O Sincovaga (Sindicato do Comércio Varejista de Gêneros Alimentícios do Estado de São Paulo) realizou no dia 17 de junho de 2015, quarta-feira, a primeira Reunião Prévia para Negociações Coletivas 2015/2016, em São Paulo, para discutir, entre outros assuntos, as estratégias para o processo de negociação com as entidades sindicais de comerciários e as perspectivas para o varejo de alimentos no segundo semestre.

A reunião foi organizada na sede de uma das empresas parceiras do Sincovaga, a MG Contécnica, que recebeu mais de 50 pessoas, entre empresários e representantes dos associados.

Na abertura do encontro, o presidente do Sincovaga, Alvaro Furtado, convidou Fábio Pina, economista da FFA Consultoria, que desenvolve estudos para a FecomercioSP e para o Sincovaga, para falar sobre as perspectivas em relação ao desempenho do varejo em 2015.

Em sua apresentação, o economista mostrou os prováveis cenários para alguns índices que influenciam o setor. Segundo ele, o varejo em São Paulo deve ter queda de 3% este ano. A expectativa em relação à inflação este ano é de 9%, enquanto a Selic deve fechar em 14%, com câmbio em torno de R$ 3.

O especialista chamou a atenção para o volume de crédito, que deve cair 5% em 2015. A desaceleração da economia também reduziu a confiança dos consumidores e empresários, cujos índices, pesquisados pela FecomercioSP, chegaram a inéditos 90,6 e 80,6 pontos em junho de 2015, respectivamente, numa escala de 200 pontos.

Na sequência, o Dr. Maurício Furtado, advogado do Sincovaga, abordou alguns pontos das normas em vigor que geram mais dúvidas e consultas dos associados, para que se tente nas próximas CCT’s modificá-las ou ajustá-las. Entre os exemplos estão a abertura aos domingos, trabalho nos feriados, fornecimento de refeição, folgas, aviso prévio, atestados médicos, além das multas para demissão próxima da data-base.
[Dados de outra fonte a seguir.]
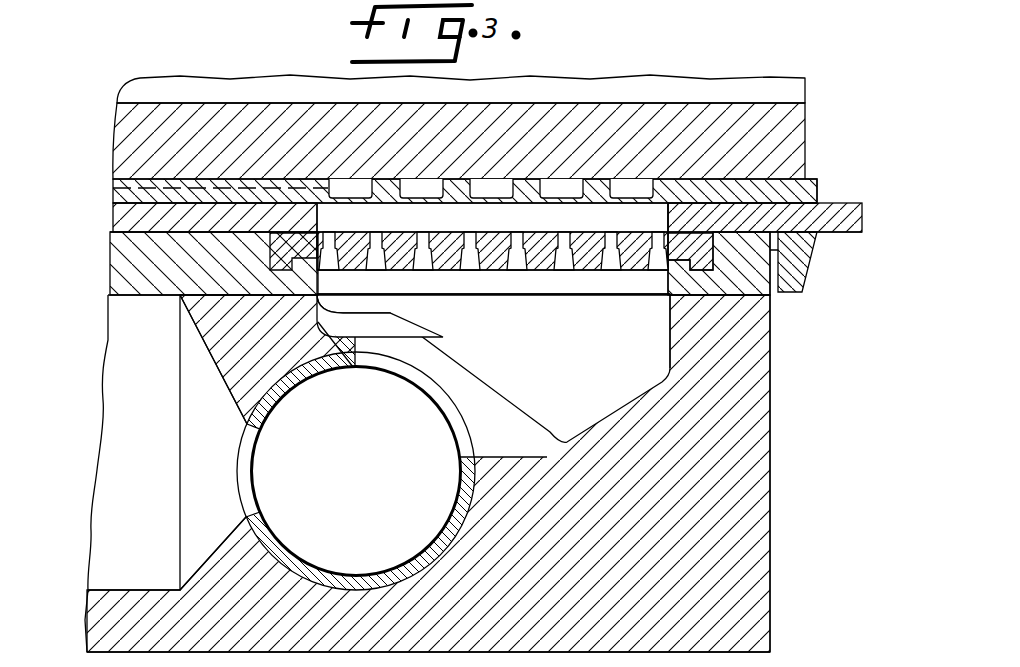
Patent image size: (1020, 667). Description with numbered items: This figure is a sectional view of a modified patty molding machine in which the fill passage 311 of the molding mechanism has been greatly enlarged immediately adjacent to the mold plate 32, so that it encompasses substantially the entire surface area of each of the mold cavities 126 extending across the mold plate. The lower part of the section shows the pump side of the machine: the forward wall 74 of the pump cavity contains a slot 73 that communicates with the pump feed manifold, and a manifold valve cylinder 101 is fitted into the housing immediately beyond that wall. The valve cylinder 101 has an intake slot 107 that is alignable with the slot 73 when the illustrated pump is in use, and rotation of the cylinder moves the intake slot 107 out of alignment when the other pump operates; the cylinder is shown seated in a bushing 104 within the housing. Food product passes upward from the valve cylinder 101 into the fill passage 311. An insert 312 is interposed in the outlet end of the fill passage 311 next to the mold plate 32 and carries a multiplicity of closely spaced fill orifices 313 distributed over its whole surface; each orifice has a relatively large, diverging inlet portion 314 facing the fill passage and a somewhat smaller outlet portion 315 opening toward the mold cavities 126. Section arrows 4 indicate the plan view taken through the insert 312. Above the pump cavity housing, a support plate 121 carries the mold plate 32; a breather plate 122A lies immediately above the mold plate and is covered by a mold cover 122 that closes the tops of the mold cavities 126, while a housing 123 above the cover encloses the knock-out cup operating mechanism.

The housing 123 is at (797, 93).
The mold cover 122 is at (797, 128).
The breather plate 122A is at (810, 178).
The mold cavities 126 is at (668, 210).
The mold plate 32 is at (838, 232).
The plate 121 is at (115, 260).
The section line 4- 4 is at (250, 266).
The outlet portion 315 is at (563, 233).
The inlet portion 314 is at (566, 262).
The fill orifices 313 is at (466, 298).
The fill passage insert 312 is at (670, 310).
The fill passage 311 is at (493, 368).
The forward wall 74 is at (208, 355).
The slot 73 is at (207, 453).
The intake slot 107 is at (245, 485).
The bushing 104 is at (437, 404).
The manifold valve cylinder 101 is at (415, 553).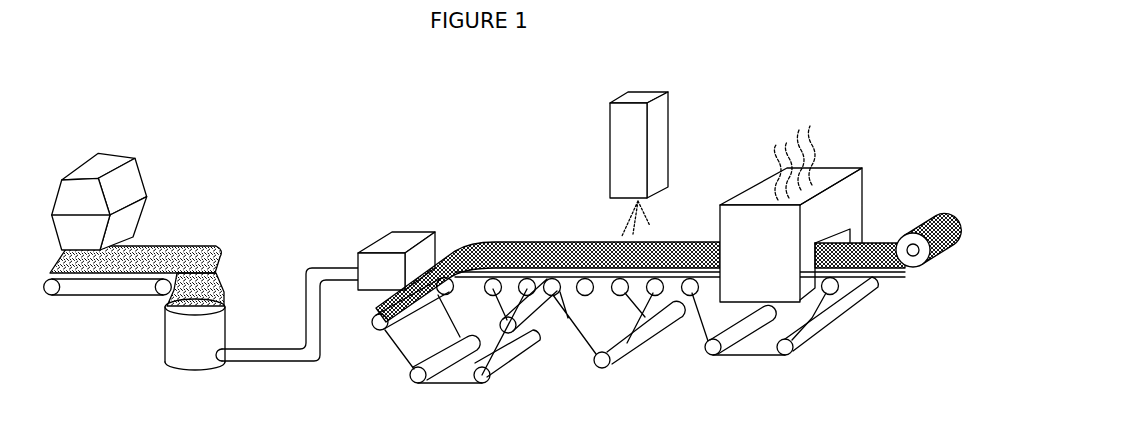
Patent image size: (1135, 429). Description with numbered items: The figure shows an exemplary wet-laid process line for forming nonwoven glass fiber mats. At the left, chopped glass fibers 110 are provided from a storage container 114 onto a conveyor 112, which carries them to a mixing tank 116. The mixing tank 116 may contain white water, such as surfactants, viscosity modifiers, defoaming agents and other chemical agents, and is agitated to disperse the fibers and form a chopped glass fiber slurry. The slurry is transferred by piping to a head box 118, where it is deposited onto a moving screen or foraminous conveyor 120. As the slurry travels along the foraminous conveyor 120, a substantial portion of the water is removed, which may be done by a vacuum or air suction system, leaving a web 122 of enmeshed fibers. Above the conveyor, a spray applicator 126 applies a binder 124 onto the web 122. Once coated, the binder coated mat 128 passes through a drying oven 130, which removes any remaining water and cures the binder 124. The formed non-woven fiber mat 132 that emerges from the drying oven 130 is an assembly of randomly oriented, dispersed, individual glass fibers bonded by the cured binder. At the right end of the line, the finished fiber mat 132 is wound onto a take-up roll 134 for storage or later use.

The chopped glass fibers 110 is at (157, 247).
The conveyor 112 is at (108, 297).
The storage container 114 is at (140, 170).
The mixing tank 116 is at (228, 324).
The head box 118 is at (383, 245).
The foraminous conveyor 120 is at (392, 350).
The web 122 is at (500, 242).
The binder 124 is at (625, 223).
The spray applicator 126 is at (617, 140).
The binder coated mat 128 is at (682, 238).
The drying oven 130 is at (827, 167).
The non-woven fiber mat 132 is at (872, 242).
The take-up roll 134 is at (933, 217).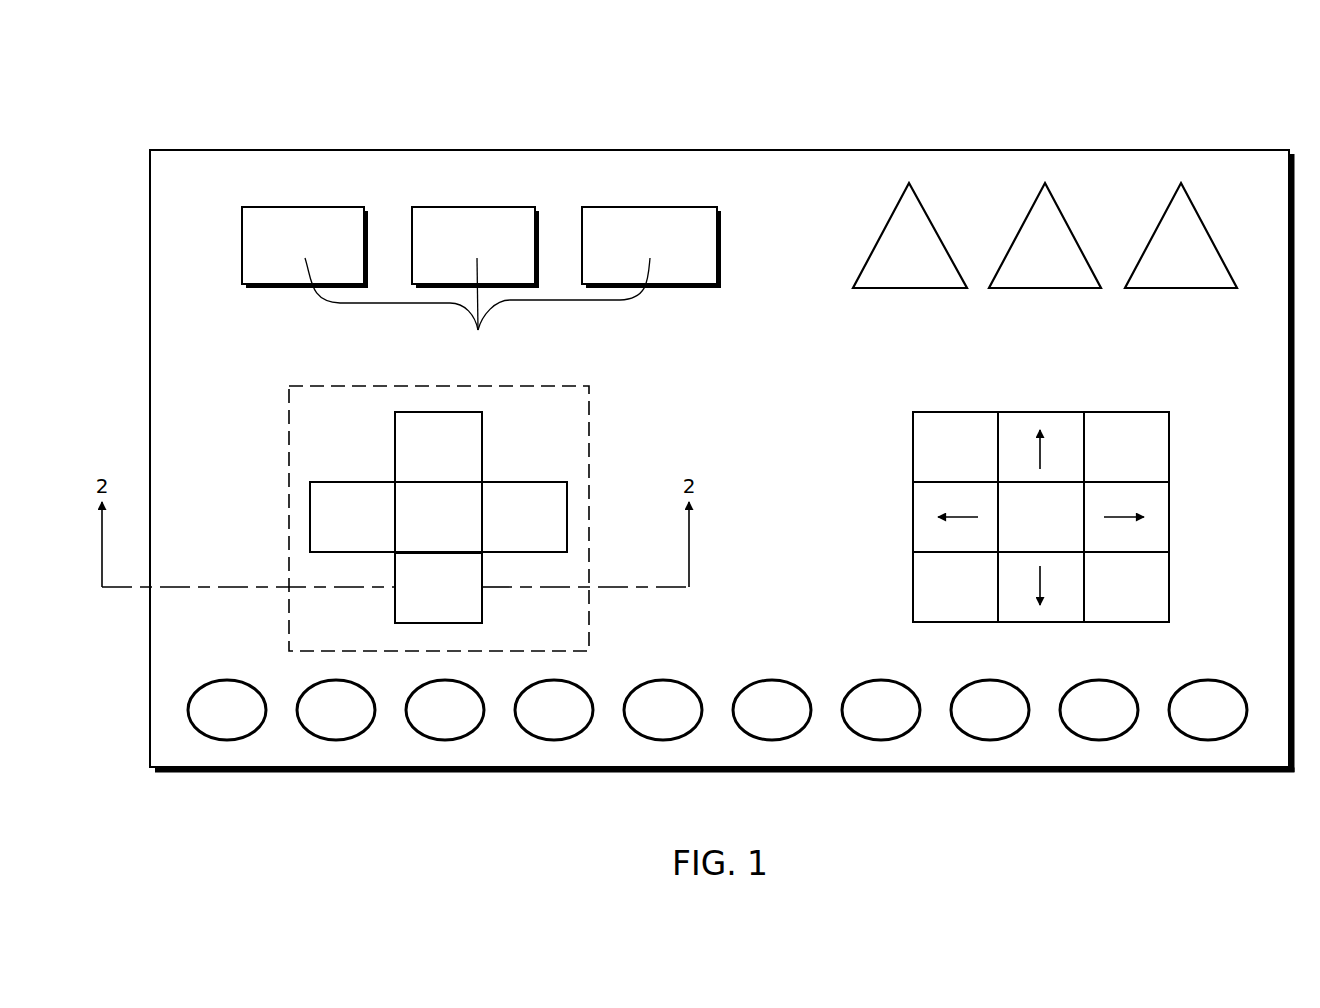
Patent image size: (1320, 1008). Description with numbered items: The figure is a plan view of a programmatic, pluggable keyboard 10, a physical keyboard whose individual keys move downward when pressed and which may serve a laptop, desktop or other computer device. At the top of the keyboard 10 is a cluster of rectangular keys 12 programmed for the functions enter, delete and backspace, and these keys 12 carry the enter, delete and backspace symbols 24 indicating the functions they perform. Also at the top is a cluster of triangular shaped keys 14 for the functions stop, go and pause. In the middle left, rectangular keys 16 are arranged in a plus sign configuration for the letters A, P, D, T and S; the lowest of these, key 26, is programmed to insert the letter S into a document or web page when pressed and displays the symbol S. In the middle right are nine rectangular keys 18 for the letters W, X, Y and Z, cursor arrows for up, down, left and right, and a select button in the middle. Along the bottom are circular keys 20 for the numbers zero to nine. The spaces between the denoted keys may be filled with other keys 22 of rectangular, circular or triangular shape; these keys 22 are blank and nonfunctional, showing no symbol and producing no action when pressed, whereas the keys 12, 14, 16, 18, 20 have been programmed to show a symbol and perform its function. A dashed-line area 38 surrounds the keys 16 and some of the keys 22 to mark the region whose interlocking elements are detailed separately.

The programmatic, pluggable keyboard 10 is at (1178, 92).
The rectangular keys 12 is at (469, 194).
The triangular shaped keys 14 is at (1029, 194).
The rectangular keys 16 is at (386, 464).
The keys 18 is at (1180, 434).
The circular keys 20 is at (192, 733).
The keys 22 is at (817, 658).
The symbols 24 is at (477, 310).
The key 26 is at (386, 600).
The area 38 is at (589, 418).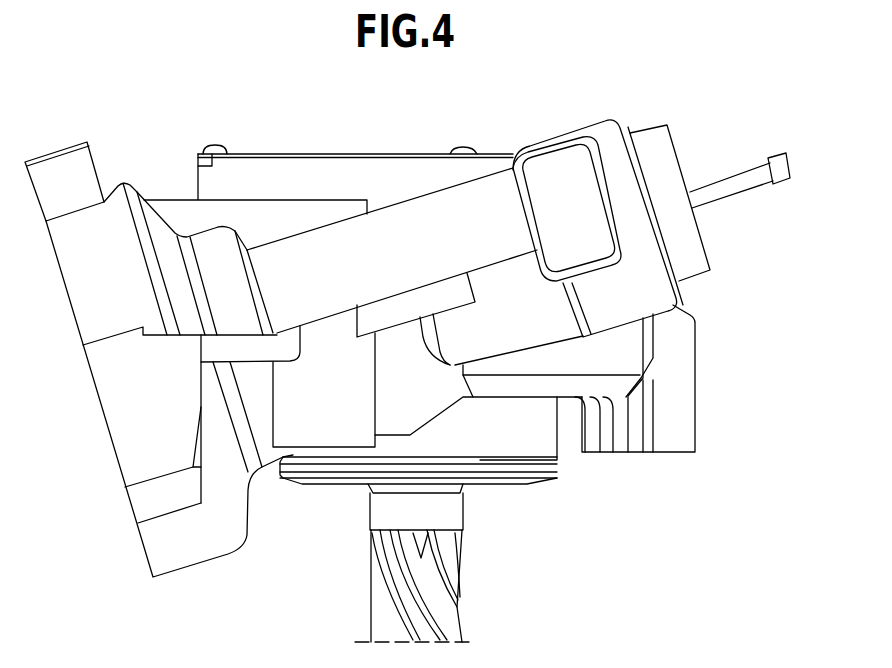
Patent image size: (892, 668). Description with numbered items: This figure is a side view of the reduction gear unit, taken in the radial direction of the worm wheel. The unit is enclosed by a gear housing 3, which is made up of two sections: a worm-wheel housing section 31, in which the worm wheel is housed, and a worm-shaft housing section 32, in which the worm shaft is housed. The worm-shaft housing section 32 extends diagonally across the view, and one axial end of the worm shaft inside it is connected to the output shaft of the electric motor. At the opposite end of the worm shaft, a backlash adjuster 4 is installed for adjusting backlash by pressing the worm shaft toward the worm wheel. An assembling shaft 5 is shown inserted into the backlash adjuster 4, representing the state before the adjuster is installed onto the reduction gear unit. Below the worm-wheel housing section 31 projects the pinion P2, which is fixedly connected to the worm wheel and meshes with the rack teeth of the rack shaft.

The gear housing 3 is at (170, 165).
The worm-wheel housing section 31 is at (323, 145).
The worm-shaft housing section 32 is at (418, 180).
The backlash adjuster 4 is at (636, 122).
The assembling shaft 5 is at (771, 150).
The pinion P2 is at (452, 578).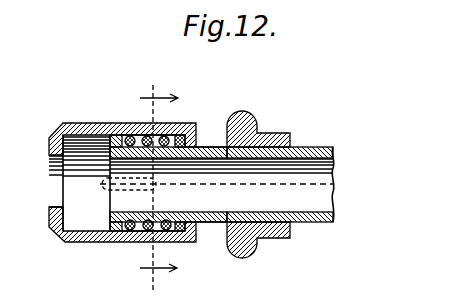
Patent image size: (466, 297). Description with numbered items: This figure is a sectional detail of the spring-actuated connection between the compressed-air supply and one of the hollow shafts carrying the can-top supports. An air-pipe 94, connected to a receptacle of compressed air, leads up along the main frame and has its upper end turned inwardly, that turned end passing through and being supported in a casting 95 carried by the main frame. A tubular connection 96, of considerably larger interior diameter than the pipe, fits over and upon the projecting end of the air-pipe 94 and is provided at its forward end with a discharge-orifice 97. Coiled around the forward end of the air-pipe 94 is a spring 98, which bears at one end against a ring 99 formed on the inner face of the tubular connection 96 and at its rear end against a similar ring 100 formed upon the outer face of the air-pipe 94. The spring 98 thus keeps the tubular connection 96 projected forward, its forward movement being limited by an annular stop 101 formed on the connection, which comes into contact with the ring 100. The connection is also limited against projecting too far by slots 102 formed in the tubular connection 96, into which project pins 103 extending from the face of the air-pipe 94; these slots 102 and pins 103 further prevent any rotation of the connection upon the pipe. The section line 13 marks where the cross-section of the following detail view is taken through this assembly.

The section line 13- 13 is at (159, 180).
The air-pipe 94 is at (332, 182).
The casting 95 is at (258, 122).
The tubular connection 96 is at (82, 128).
The discharge-orifice 97 is at (50, 161).
The spring 98 is at (152, 133).
The ring 99 is at (118, 140).
The ring 100 is at (197, 128).
The annular stop 101 is at (198, 234).
The slots 102 is at (113, 186).
The pins 103 is at (292, 193).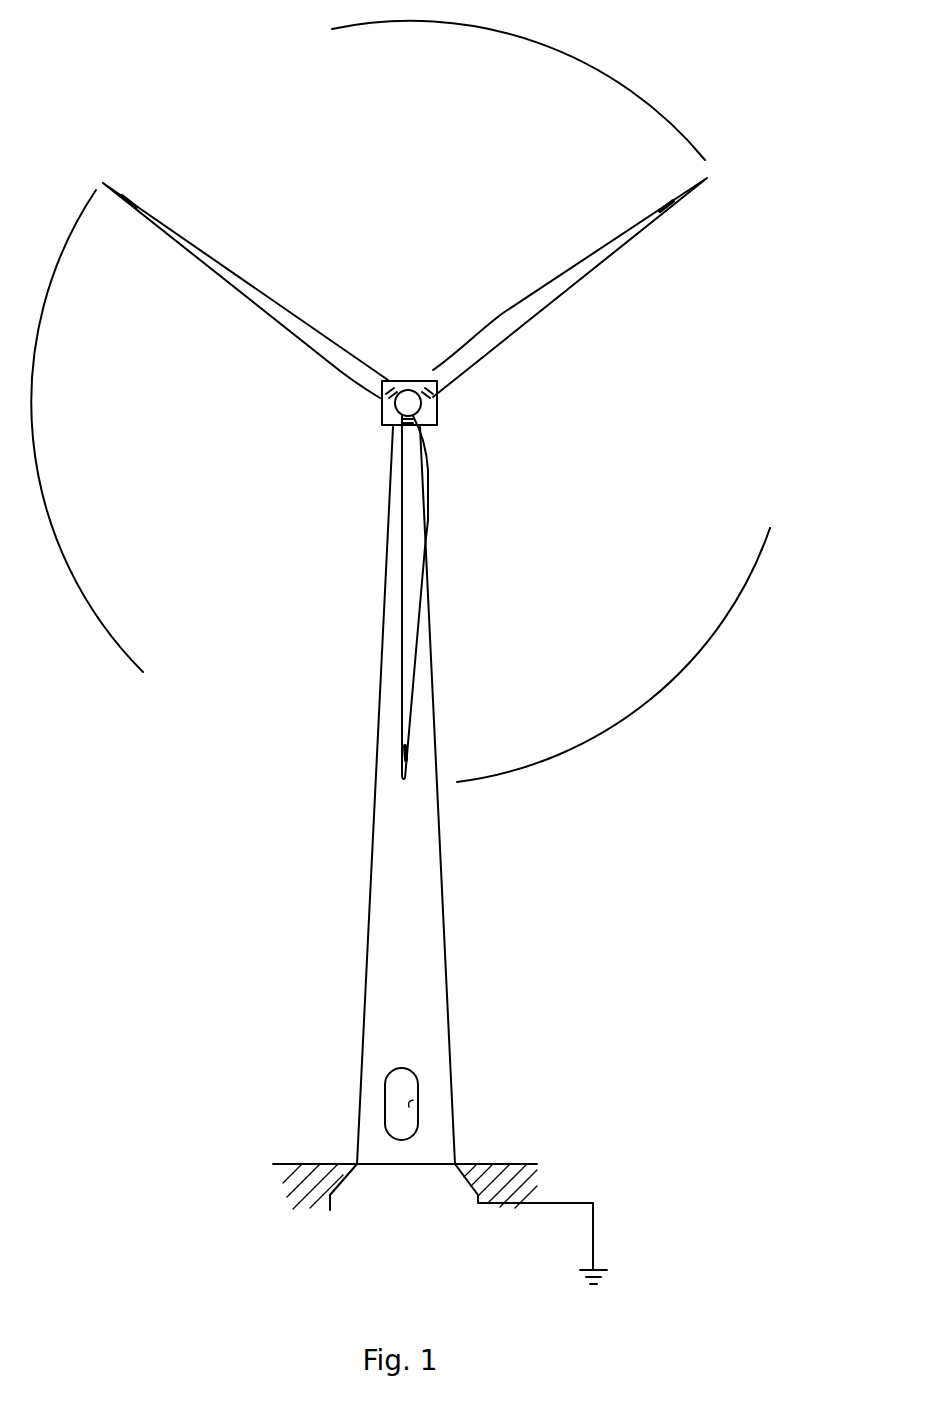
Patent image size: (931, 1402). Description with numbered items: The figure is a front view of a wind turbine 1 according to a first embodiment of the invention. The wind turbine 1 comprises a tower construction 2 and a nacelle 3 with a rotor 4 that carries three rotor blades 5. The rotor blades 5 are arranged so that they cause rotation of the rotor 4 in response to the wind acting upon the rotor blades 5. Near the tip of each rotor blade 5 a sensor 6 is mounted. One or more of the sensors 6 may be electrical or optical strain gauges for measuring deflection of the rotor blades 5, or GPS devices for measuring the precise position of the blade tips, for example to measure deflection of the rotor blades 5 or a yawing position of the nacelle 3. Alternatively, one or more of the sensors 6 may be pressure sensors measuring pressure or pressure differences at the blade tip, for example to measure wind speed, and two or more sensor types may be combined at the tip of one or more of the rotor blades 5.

The wind turbine 1 is at (665, 896).
The tower construction 2 is at (367, 988).
The nacelle 3 is at (428, 412).
The rotor 4 is at (408, 405).
The rotor blade 5 is at (297, 330).
The sensor 6 is at (133, 200).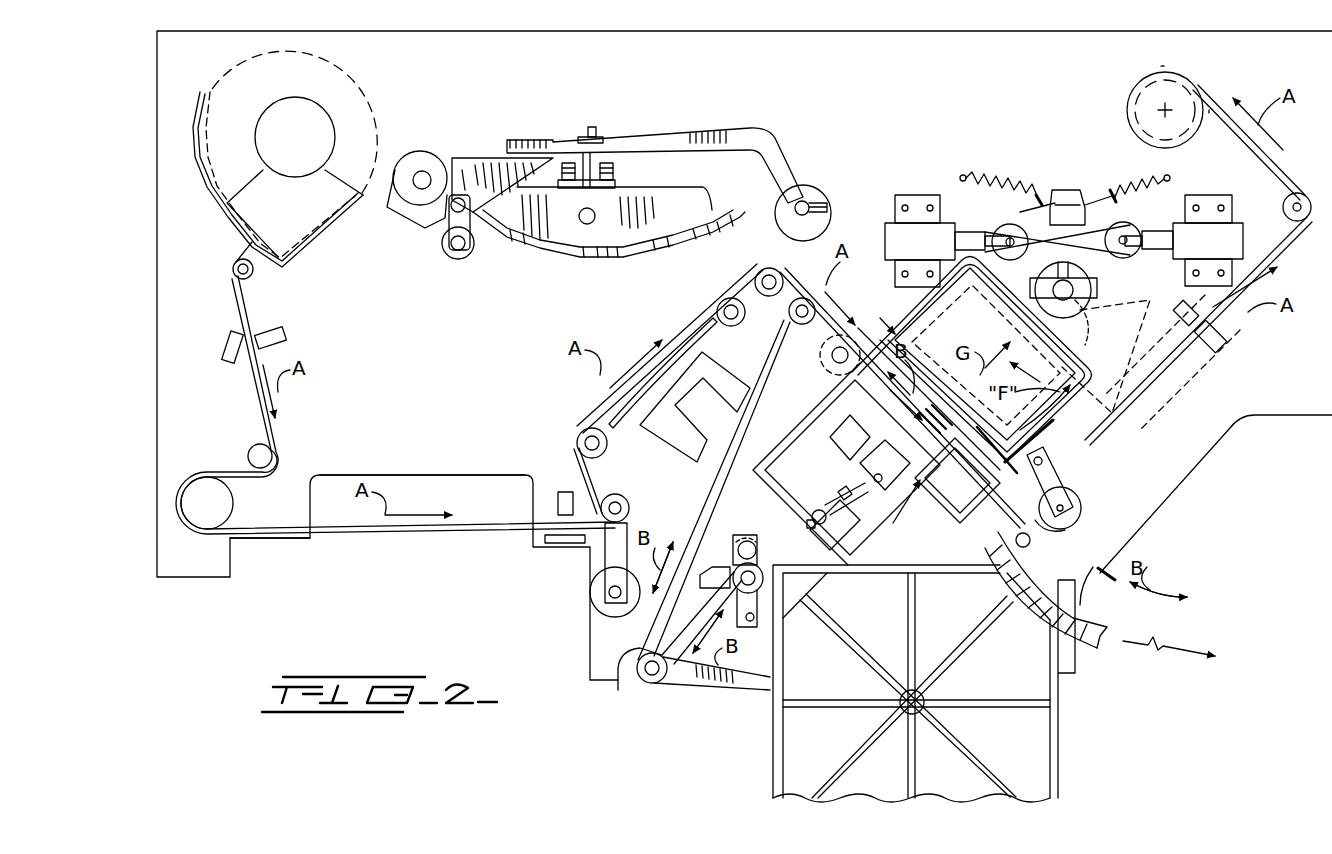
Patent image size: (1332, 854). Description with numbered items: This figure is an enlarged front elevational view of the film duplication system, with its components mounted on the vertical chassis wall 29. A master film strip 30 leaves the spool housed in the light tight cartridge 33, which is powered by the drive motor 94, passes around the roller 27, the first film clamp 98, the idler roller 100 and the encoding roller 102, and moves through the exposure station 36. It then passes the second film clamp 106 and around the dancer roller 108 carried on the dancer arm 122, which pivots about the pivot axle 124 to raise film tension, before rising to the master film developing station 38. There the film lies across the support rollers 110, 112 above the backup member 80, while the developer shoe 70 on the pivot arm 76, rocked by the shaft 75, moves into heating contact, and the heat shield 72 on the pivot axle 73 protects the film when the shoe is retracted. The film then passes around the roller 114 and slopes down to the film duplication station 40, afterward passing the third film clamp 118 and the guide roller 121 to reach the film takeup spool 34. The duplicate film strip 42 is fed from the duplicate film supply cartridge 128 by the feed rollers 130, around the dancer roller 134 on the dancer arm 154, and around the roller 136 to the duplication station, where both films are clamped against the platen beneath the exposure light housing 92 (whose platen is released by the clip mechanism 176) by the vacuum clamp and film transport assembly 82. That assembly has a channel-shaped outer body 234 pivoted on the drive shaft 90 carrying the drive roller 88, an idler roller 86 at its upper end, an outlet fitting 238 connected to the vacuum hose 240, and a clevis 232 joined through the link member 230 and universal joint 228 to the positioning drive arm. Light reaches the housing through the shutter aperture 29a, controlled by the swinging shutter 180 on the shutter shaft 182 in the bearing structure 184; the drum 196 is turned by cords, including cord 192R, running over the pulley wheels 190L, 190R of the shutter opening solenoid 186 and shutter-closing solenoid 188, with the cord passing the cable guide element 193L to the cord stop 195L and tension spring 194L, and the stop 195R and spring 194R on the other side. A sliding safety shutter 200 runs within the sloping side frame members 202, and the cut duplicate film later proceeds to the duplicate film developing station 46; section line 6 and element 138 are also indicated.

Quanto às negociações, como a indexação dos salários à inflação ainda influencia muito, o ponto de partida será o índice do INPC, segundo Alvaro Furtado. Na opinião do presidente do Sincovaga, a prioridade este ano será garantir o emprego. Por isso, reajustes que considerem a inflação mais um aumento real, nos moldes do que foi aprovado em anos anteriores, são inviáveis para as empresas, visto que o cenário econômico continuará desafiador pelo menos até o final de 2016.

Nos próximos dias haverá outras reuniões com entidades representativas em São Paulo e no interior, para que a proposta do Sincovaga comece a ser formulada, visto que a pauta do Sindicato dos Comerciários ainda não foi recebida.